En outre, concernant toujours la participation à distance des actionnaires, mais cette fois-ci par voie de visioconférence ou de moyens de télécommunication, il convient de noter que le décret de 2006 introduit les mêmes modifications que celles précédemment exposées au sujet des réunions du conseil d'administration ou du conseil de surveillance (adjonction des moyens de télécommunication aux côtés de ceux de visioconférence, précisions sur les caractéristiques techniques que doivent remplir ces moyens pour satisfaire aux exigences réglementaires).

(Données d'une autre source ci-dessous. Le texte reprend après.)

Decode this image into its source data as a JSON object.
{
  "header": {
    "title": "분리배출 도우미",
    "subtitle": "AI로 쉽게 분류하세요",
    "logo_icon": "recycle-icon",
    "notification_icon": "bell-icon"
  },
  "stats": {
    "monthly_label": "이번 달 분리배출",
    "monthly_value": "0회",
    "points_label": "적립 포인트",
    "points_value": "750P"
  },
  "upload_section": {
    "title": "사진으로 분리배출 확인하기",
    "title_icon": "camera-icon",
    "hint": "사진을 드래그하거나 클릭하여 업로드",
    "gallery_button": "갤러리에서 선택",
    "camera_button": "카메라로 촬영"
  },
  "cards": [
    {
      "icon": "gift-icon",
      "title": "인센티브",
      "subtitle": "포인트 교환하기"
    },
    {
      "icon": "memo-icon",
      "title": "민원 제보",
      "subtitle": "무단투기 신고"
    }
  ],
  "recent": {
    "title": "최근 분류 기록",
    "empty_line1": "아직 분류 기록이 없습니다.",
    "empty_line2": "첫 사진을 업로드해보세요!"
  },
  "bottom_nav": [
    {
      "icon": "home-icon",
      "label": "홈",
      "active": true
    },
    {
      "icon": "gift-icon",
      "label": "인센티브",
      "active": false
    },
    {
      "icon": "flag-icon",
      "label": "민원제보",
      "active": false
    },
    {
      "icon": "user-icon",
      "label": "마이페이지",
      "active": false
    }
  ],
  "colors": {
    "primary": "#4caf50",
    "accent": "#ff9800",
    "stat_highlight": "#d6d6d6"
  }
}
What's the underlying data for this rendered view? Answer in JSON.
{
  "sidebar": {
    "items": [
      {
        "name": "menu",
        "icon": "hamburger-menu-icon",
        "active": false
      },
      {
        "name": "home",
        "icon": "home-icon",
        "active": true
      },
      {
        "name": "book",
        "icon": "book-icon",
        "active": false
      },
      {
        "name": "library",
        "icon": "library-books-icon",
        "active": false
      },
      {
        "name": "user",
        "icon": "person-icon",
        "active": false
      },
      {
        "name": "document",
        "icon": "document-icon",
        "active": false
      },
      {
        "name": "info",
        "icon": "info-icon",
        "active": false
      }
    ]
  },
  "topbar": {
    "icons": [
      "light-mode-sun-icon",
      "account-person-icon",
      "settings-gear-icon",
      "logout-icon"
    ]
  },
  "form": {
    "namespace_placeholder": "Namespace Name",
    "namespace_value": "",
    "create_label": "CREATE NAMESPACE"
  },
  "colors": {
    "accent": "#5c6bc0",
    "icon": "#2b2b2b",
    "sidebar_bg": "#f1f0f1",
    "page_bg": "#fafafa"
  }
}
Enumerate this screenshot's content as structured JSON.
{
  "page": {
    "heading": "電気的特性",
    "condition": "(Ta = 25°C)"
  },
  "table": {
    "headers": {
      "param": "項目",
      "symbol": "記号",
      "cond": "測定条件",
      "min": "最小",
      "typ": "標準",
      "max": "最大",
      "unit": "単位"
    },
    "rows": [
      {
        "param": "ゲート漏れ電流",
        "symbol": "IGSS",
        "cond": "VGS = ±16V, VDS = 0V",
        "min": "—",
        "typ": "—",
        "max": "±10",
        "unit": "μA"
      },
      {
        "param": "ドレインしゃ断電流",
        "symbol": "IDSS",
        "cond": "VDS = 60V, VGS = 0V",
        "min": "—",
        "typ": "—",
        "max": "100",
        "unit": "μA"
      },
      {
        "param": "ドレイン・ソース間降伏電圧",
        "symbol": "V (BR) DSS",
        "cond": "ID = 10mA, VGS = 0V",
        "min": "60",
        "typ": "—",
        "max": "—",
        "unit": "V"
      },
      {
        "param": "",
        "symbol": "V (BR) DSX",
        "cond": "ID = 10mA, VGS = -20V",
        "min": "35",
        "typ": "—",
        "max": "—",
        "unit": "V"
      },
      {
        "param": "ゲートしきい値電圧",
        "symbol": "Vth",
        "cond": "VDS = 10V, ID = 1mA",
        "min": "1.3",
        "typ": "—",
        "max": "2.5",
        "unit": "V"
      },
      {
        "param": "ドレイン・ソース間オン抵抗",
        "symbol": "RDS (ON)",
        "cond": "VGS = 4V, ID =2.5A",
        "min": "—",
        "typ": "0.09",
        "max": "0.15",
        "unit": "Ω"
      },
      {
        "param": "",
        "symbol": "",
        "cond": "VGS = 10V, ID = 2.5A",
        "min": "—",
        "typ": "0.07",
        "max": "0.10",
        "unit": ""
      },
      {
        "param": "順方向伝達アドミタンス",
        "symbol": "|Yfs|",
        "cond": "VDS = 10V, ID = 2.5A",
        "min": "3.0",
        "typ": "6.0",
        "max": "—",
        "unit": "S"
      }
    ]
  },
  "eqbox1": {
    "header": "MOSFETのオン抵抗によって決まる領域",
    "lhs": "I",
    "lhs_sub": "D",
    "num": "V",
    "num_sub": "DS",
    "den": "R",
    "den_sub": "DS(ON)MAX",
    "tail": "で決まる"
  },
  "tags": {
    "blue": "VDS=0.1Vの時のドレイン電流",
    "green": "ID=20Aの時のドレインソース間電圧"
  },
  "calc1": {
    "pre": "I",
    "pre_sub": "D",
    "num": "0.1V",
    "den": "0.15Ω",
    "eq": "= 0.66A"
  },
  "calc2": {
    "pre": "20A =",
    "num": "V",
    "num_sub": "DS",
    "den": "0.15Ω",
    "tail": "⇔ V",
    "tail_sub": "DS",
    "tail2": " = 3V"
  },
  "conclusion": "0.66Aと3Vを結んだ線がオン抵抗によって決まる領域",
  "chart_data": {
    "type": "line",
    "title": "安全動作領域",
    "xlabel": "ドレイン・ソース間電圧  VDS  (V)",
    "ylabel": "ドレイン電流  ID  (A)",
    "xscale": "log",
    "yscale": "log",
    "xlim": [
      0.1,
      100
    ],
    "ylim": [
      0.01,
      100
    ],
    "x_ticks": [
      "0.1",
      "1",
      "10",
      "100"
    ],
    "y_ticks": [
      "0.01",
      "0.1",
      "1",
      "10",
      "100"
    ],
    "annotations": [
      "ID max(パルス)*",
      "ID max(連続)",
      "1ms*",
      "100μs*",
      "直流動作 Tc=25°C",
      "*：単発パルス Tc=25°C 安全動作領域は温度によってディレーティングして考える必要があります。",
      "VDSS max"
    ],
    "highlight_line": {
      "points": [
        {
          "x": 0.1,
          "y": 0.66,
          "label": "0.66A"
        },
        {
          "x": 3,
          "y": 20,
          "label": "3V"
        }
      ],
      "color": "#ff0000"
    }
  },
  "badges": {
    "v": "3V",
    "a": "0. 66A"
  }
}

3 - La personne à convoquer en cas de location d'actions

Les règles applicables en matière de convocation à l'assemblée des actionnaires lorsque les actions sont grevées d'un usufruit sont étendues aux situations où les actions font l'objet d'un contrat de location. Le critère à retenir est donc celui de la qualité de titulaire du droit de vote. Cette qualité appartient soit au bailleur, soit au locataire, en fonction des décisions soumises à l'assemblée des actionnaires (le droit de vote appartenant au bailleur dans les assemblées statuant sur les modifications statutaires ou sur la nationalité de la société et au locataire dans les autres assemblées (16)).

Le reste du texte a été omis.